Thursday 15 July 2010

‘The Coherence Premium’ by Paul Leinwand and Cesare Mainardi, Harvard Business Review, June 2010

This article is written by senior people of the well-regarded (but amusingly named) management consultants Booz & Company. As I read it I found myself agreeing with much of what was said but also thinking - haven’t we heard all this somewhere before? For instance, from Tom Peters who said ‘stick to the knitting’ and Hamel & Prahalad who said ‘focus on core competences’. My assessment of the article is therefore based on whether there is anything original, which is not too much to expect after the many articles on strategy that have been written over the years.

The basic argument is that companies spend too much time looking at their external positioning and not enough at their own capabilities. They follow market trends to achieve growth and allow this to take them into areas that are outside their capabilities; they develop strategies that do not focus on capabilities. The desire to focus on the present and future needs of customers takes them away from their core business.

At this stage the article was clearly failing the ‘what’s new?’ test and the authors confirmed this by admitting that it was merely restating Hamel & Prahalad’s core competences argument. Their allegedly new approach is based on the argument that the successful companies are those whose strategy is coherent with capabilities, who know how they create value for customers and have capabilities that are ‘what we do better than anyone’. This is the only way that a company will produce superior returns to shareholders.

The article then provides examples of winners and losers, which is usually a good test of whether thinking is clear. I was certainly convinced by the losers, companies like Conagra and Sara Lee who had tried to achieve growth through acquisitions in a wide range of unconnected sectors; but Tom Peters could have told us that this was wrong thirty years ago. The first example of a winner is Walmart who apparently have four key capabilities that they deliver better than anyone else and thus achieve the lowest everyday prices. It is hard to argue with this but you could also say that their success starts from identifying what the market demands and developing their capabilities to match; it is hard to see Walmart developing their four capabilities without looking at the market. The argument then becomes all about ‘chicken and egg’ rather than providing new insights.

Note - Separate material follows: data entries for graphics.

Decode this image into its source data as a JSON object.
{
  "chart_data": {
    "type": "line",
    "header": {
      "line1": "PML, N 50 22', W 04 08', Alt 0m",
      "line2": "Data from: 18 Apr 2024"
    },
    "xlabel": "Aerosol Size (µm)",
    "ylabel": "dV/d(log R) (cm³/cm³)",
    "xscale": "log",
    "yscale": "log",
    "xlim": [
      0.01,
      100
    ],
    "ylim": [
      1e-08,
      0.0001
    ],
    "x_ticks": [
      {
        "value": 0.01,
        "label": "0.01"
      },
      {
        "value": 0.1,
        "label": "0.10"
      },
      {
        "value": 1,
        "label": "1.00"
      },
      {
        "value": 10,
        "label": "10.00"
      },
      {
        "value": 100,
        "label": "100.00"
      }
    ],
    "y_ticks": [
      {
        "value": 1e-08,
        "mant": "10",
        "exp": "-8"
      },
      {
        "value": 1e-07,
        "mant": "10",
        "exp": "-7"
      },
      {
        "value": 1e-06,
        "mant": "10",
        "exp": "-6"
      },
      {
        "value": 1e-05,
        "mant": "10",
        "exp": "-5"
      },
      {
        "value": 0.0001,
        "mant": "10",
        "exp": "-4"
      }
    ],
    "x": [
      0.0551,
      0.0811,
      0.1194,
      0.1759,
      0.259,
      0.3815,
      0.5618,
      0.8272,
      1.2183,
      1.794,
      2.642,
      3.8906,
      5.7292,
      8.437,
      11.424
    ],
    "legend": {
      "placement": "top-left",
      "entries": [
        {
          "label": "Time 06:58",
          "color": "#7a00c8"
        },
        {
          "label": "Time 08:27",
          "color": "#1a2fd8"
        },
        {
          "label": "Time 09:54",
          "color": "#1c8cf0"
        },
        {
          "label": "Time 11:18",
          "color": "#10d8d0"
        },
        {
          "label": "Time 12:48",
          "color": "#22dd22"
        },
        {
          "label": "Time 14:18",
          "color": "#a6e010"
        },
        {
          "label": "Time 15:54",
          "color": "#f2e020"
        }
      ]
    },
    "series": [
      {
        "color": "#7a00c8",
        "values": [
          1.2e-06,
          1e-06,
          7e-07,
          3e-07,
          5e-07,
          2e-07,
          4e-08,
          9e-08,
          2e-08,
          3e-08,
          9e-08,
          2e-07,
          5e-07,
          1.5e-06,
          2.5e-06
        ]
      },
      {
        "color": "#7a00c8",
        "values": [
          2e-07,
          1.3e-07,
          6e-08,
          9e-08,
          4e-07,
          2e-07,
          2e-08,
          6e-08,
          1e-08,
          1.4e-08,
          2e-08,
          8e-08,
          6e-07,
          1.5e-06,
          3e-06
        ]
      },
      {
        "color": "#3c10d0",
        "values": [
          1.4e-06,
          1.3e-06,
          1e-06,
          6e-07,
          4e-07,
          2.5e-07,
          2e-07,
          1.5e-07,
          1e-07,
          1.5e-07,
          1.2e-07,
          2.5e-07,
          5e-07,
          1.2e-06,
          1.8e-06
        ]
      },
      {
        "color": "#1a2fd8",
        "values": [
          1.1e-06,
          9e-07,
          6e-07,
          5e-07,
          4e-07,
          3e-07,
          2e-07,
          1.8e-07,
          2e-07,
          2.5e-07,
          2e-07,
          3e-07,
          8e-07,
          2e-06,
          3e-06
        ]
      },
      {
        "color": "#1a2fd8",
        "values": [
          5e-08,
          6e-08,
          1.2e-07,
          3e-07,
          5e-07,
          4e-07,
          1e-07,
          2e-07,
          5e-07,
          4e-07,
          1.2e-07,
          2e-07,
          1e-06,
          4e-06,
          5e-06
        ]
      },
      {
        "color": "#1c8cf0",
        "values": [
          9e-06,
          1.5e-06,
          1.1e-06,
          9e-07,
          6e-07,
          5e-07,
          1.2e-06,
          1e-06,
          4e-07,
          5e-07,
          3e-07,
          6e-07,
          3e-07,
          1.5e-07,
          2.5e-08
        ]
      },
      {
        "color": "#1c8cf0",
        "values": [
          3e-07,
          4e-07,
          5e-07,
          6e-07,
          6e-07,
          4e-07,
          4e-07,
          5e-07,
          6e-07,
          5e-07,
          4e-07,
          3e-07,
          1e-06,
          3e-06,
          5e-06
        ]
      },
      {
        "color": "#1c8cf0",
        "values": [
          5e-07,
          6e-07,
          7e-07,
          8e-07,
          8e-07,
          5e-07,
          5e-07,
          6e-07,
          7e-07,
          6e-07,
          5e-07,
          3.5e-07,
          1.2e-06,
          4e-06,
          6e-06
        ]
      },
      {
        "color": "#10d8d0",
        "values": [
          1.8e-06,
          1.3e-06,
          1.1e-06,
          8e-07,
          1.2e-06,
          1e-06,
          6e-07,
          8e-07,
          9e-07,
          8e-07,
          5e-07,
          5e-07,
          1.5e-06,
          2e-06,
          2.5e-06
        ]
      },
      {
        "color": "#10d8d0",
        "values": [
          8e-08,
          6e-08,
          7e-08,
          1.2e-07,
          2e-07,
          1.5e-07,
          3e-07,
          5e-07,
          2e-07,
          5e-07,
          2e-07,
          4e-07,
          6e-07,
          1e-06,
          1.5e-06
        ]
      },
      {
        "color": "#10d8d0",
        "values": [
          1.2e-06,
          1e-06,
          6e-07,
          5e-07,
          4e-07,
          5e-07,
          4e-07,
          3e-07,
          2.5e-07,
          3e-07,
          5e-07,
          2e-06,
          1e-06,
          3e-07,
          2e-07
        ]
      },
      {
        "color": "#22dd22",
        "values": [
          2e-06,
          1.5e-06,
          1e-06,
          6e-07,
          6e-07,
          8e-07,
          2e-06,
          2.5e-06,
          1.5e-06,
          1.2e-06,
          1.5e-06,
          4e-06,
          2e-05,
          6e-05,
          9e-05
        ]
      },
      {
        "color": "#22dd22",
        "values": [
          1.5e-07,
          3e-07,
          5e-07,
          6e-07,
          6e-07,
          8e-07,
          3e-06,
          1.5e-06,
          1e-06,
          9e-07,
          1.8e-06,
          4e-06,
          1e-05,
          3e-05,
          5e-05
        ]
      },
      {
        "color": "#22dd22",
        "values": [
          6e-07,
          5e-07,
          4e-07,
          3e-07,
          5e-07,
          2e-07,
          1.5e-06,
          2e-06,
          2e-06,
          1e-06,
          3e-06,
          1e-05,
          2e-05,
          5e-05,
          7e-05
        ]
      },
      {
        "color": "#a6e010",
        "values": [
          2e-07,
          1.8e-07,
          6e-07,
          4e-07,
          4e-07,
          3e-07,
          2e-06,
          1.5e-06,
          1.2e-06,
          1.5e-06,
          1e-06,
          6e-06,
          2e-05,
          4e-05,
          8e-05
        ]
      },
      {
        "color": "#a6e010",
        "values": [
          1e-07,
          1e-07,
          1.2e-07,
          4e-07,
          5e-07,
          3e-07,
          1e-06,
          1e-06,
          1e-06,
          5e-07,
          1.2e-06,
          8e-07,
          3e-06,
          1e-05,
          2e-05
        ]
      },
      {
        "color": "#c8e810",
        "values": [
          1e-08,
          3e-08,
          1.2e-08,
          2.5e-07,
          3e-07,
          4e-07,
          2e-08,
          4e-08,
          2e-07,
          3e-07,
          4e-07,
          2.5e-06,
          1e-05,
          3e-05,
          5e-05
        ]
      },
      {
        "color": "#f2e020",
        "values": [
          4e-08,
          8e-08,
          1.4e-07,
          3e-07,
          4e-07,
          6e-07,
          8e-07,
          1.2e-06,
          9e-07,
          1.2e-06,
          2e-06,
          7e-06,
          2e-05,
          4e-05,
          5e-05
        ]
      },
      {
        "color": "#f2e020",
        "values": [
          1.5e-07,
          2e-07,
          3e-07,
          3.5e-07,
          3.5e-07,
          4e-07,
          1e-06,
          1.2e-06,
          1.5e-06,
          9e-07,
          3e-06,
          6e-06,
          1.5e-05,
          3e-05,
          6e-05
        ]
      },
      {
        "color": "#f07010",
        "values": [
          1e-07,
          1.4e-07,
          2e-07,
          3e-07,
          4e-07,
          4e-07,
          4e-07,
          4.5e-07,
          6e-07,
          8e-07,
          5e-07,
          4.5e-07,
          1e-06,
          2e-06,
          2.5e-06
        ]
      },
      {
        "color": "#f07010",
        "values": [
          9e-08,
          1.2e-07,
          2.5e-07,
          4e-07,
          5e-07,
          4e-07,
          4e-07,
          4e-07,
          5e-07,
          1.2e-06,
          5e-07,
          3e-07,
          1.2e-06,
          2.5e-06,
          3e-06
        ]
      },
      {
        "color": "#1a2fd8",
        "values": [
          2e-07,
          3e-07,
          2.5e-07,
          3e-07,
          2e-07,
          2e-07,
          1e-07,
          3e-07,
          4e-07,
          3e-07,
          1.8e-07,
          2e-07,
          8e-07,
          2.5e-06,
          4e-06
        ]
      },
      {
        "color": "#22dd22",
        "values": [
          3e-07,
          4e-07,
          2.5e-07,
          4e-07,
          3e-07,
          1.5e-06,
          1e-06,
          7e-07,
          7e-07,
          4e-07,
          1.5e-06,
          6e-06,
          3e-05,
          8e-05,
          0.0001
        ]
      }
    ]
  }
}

At this point I finally became convinced that this article is just a recycling of old theories with different words and it surprises me that the Harvard Business Review allowed a firm of consultants to feature in this way, knowing how hard it is to find space in this most highly regarded management publication.

The ‘coherence premium’ is merely restating something that we all should know by now; that you make money by matching core competences with a need in the marketplace and this will only deliver value if you have competitive advantage.